While most subscriptions will offer a free trial anyway, it’s the pull of free content every month that keeps players coming back for more. By claiming that a gamer can revisit as often as they like and play ‘free’ games all for a small monthly fee, it’s simple to see why so many people are beginning to opt for these subscriptions as opposed to splashing out on the full games individually.
The use of subscriptions across the entertainment industry is nothing new. With Netflix changing how we stream content and Amazon Prime offering a unique subscription service that covers everything from movies, to free one-day delivery, the concept of paying a monthly fee in return for access to a variety of different features is certainly nothing new. Within gaming, however, these features can manifest in different forms. In a similar way to movie subscription services, you can access a number of games in an unlimited fashion, but you could also be given access to a number of discounts and DLC for games not free under the subscription.
Here are a few common features of gaming subscriptions:
- Unlimited Access
Unlimited access to some or all of a library of games tends to be a fairly standard feature across most gaming subscriptions. For one set payment every month, which can differ between providers, gamers are given access to a number of leading and indie games dependant on the library that they have. For example, PlayStation Plus provides users with access to some of their biggest releases among other offerings from a handful of developers, while EA Access tended to only provide games that were developed and released by the company.
- Early Access
You may find some subscription services give you early access to upcoming releases before anyone else is able to get their hands on them. Whether demos, full access or beta versions of a game, the likes of Humble Monthly and EA’s Origin Access Premier can give you the chance to try your hand at a game in its trial stages.
- Discounts And Free Content
Where access to a full library is lacking, most gaming subscriptions will give you the chance to buy full versions of a game at a discounted price, or offer free DLC as an incentive to go on and buy the main game. As early as 2008, Activision was debating introducing subscription DLC to Guitar Hero: World Tour and it’s safe to say that it was an idea ahead of its time.

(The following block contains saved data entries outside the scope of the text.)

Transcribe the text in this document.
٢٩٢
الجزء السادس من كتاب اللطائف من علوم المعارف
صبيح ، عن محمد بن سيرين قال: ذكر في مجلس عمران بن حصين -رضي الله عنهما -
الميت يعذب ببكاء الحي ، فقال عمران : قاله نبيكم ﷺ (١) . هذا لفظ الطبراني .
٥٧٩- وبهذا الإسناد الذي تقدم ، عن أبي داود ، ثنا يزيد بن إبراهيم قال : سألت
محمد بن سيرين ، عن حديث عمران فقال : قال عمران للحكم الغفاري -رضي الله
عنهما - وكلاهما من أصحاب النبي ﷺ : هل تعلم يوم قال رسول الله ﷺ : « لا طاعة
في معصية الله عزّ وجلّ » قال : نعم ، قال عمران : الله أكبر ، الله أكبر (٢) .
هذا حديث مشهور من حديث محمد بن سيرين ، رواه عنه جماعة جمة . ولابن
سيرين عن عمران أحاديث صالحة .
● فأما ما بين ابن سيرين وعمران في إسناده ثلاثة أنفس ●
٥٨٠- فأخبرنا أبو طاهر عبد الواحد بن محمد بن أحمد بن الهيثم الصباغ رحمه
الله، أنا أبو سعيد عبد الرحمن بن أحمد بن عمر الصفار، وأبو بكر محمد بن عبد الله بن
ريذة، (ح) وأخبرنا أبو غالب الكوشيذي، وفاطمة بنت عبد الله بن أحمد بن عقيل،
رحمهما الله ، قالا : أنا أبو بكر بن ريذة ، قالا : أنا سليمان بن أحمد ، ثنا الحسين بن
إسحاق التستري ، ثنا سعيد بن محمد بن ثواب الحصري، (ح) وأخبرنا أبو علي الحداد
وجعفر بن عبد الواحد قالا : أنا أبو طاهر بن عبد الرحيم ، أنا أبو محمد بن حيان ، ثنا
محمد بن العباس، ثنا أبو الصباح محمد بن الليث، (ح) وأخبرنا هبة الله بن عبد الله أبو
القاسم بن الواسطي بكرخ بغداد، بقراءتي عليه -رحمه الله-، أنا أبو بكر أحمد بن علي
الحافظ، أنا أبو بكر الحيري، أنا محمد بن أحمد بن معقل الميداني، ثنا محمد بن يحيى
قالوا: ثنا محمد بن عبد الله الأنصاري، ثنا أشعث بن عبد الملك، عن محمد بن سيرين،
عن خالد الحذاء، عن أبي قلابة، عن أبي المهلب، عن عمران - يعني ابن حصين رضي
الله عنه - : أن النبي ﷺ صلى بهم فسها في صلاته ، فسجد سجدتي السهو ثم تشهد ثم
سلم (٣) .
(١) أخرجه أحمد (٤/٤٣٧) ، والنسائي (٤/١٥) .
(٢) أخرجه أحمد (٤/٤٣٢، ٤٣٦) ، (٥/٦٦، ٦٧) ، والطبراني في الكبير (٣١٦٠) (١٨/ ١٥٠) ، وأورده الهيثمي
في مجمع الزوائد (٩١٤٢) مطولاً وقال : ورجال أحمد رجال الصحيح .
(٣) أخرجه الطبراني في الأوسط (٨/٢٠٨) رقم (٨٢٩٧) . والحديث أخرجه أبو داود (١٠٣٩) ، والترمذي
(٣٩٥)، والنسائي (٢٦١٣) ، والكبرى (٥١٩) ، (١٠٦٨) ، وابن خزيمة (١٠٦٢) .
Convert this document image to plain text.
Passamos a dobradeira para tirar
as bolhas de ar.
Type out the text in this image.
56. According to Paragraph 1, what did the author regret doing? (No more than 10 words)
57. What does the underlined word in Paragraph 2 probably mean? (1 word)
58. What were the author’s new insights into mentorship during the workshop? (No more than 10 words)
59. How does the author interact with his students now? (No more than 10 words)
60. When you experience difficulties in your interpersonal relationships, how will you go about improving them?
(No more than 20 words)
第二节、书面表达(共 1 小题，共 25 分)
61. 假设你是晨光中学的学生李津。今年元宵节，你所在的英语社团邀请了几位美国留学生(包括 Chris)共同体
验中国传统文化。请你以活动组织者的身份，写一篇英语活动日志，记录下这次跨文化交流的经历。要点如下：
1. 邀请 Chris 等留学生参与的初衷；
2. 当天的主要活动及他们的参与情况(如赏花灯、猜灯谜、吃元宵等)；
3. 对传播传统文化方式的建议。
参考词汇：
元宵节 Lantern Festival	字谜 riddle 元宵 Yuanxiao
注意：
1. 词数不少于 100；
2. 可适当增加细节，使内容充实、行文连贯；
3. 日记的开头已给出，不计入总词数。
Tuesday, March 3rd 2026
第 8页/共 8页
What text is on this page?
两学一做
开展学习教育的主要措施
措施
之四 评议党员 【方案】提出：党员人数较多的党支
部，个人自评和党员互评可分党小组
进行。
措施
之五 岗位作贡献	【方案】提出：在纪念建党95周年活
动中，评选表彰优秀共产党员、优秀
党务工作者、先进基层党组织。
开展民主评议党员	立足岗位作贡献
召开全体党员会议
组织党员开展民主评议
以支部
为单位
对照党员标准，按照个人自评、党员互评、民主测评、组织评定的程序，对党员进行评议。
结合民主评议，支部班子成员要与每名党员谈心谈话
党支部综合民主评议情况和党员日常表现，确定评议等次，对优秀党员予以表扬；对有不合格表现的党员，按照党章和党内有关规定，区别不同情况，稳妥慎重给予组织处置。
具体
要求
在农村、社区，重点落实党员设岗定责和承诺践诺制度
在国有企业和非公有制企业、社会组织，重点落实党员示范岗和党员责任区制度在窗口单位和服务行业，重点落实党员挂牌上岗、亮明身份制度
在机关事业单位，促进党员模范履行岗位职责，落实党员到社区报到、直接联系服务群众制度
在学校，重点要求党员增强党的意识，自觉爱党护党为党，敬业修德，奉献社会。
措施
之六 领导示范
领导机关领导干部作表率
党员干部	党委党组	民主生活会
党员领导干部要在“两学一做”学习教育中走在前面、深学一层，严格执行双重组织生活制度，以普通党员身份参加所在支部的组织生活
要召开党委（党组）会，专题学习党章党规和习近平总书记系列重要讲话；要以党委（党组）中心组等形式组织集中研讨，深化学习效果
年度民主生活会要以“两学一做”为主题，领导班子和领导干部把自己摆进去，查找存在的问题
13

Subscriptions in gaming have changed the way that gamers are accessing content via online services and as a result, both consumers and developers are being given the ability to play and promote on brand new platforms. Whether you’re a gamer pulled in by the allure of free unlimited play, or a developer looking to get involved with a branded subscription service, hopefully, this has given you more of an insight into just how subscriptions work. Do you think they could be the future of gaming?